Single by The Folk Implosion

from the album Kids Original Soundtrack
- B-side: "Cabride"
- Released: November 21, 1995
- Genre: Alternative rock
- Length: 6:03
- Label: PolyGram; London;
- Songwriters: Lou Barlow; John H. Davis;
- Producer: Wally Gagel

The Folk Implosion singles chronology
| "Electric Idiot" (1994) | "Natural One" (1995) | "Palm of My Hand" (1996) |

= Natural One =

"Natural One" is a song by the band The Folk Implosion.

== Background ==
The song was written by Folk Implosion members Lou Barlow and John H. Davis, along with producer Wally Gagel. There was also an a capella version of this song

== Release ==
It was released as a single in 1995, and was featured on the soundtrack to the Larry Clark film Kids, but does not appear in the film itself. The song peaked at #29 on the Billboard Hot 100, #4 on the Billboard Modern Rock Tracks chart, #20 on the Billboard Mainstream Rock Tracks chart and #45 in the UK Singles Chart.

In 2023, the band released the compilation Music for Kids. It consisted of the band's contributions to the Kids soundtrack (which included "Natural One") in addition to other tracks from the same era. It was stated that the compilation's purpose was to bypass the various record label issues, and to compile the tracks together under one full-length release (as an example, although "Natural One" was considered to be the band's signature song, the aforementioned issues prevented it from appearing on streaming services previously).

== In other media ==
It was used as the theme song for AMC Network's "Long Live Cool" promos, as well an episode of The People v. O. J. Simpson: American Crime Story and the Netflix documentary miniseries Pepsi, Where's My Jet? (2022). It also appeared in the video game Tony Hawk's Proving Ground (2007).

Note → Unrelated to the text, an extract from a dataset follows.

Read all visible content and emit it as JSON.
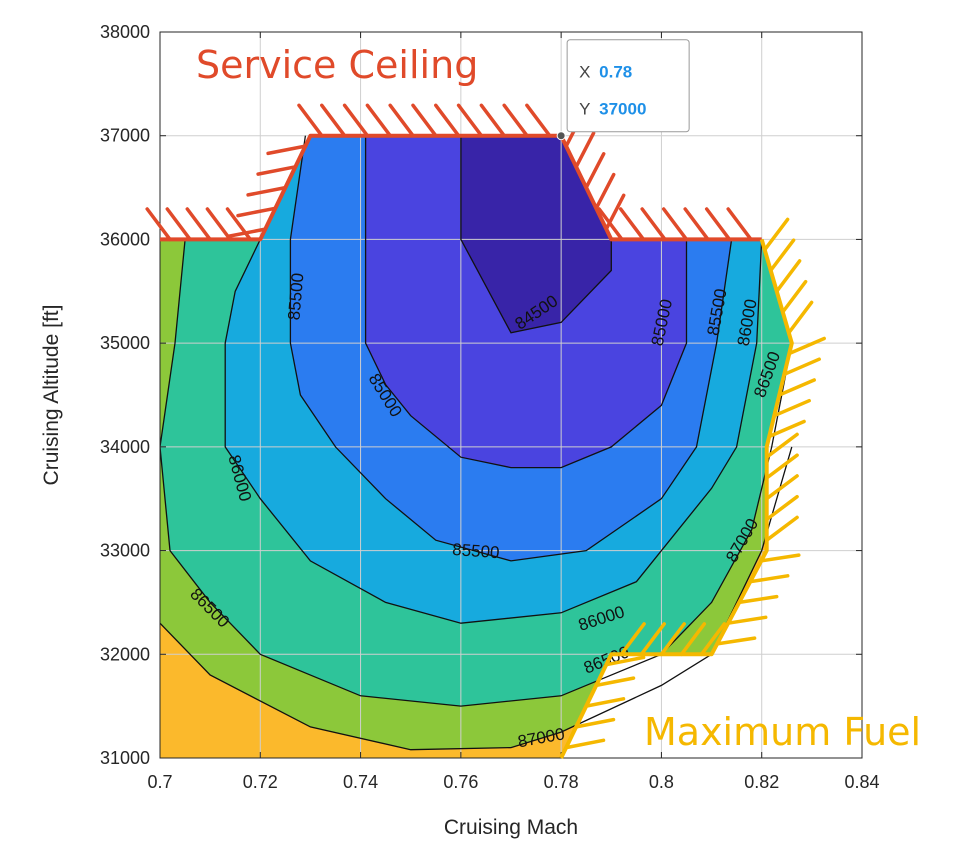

In 2013, the band Shearwater covered the song on their all-covers album, Fellow Travelers. Their version of Natural One was used in an episode of the Netflix series Beef (2023).

==Track listings==
London Records released a promotional single/ep on CD and cassette to promote the film and soundtrack.

US CD/Cassette single

1. "Natural One" 3:10
2. "Cabride" 2:54

UK release

1. "Natural One" 3:10
2. "Cabride" 2:54
3. "Nothing Gonna Stop" 4:11
4. "Simean Groove" 3:30

Australian and US EP releases

1. "Natural One"
2. "Nothing Gonna Stop the Flow"
3. "Cabride"
4. "Their Theme"
5. "Nasa Theme"

==Music video==
An accompanying music video was released and achieved MTV Buzz Bin status. The AV Club's Annie Zaleski describes the promotional clip as "a cross between a National Geographic special on nature and an art school film."